Another way to have the Holy Ghost present is through pondering.

"We live in a very noisy world," Sister Edmunds observed. "There is always something, it seems, designed to distract us from pondering and solitude."

She joked that people need to display a sign that says: "Pondering, Do Not Disturb," then place it on their doors so that they may separate themselves from others and reconnect with God. "Pondering, meditating, bring it on!" exclaimed Sister Edmunds.

It is not always easy to sit and ponder, she said knowingly, but the Lord does not give commandments without providing a way.

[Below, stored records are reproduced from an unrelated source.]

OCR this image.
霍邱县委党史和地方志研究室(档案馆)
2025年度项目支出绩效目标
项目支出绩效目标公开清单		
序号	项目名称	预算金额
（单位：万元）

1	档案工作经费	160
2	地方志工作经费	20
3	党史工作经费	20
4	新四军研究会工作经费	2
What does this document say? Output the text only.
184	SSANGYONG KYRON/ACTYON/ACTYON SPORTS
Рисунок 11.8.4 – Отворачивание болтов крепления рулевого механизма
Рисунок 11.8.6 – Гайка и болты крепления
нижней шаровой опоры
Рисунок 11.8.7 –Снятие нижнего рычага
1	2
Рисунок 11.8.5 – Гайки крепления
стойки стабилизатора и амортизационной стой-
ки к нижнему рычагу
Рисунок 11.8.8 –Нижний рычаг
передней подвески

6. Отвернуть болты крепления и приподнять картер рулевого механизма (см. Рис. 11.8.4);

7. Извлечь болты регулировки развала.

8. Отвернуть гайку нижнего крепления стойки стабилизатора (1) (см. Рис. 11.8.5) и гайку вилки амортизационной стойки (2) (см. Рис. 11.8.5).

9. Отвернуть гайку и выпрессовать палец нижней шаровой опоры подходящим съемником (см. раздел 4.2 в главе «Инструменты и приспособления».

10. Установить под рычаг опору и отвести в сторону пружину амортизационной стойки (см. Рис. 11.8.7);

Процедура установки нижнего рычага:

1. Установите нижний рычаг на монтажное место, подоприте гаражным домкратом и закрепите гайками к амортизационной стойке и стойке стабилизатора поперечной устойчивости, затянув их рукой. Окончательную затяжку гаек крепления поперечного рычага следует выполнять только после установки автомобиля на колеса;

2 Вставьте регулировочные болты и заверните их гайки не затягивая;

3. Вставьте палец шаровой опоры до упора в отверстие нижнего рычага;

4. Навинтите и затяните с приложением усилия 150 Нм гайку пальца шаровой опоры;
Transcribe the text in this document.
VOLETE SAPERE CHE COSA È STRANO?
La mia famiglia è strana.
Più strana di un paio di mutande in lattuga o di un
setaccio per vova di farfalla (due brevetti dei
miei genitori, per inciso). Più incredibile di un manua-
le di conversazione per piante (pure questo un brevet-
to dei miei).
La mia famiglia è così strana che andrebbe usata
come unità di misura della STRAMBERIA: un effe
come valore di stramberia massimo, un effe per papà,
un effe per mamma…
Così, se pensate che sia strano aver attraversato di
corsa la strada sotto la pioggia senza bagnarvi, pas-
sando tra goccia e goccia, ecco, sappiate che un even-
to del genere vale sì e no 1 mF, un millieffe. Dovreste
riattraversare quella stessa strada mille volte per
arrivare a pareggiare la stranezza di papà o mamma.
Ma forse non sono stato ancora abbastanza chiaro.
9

"We rest and have some solitude in order to better serve those who may contribute to our fatigue," said Sister Edmunds as the audience laughed.

One place to find comfort and solitude is in the temple. She recalled the experience of President Spencer W. Kimball and the revelation on the priesthood and how in the temple he would pray "with much fervency, great solemnity and seriousness."

"Prayer and pondering are connected," Sister Edmunds said. She mentioned Hymn #143, "Let the Holy Spirit Guide," and noted her call to the Southern Far East Mission. She laughed and said it was not Florida. One of the first things she learned in Mandarin was the Joseph Smith story. When her companion felt she was ready, Sister Edmunds was to relate the Prophet's sacred experience.

"I didn't want to be ready. You're not supposed to pray that no one will answer the door," Sister Edmunds said with a laugh. But she was ready and during the flannel board story her companion nodded at her to continue the lesson.

"That moment influenced the rest of my life," Sister Edmunds said. "I am so thankful for the Holy Ghost for that moment and for all the rest of my life."

Sister Edmunds advised those in attendance to record their experiences and share them when appropriate. She said Latter-day Saints are encouraged to comfort those that stand in need of comfort. She read 2 Corinthians 1:3-4, which states that the "God of all comfort … comforteth us all."

"We are loaded with comfort," Sister Edmunds noted joyfully. She said the Holy Ghost has no more important mission than to bear witness that the Savior does live and is our Redeemer. "I know that my Redeemer lives, what comfort this sweet sentence gives."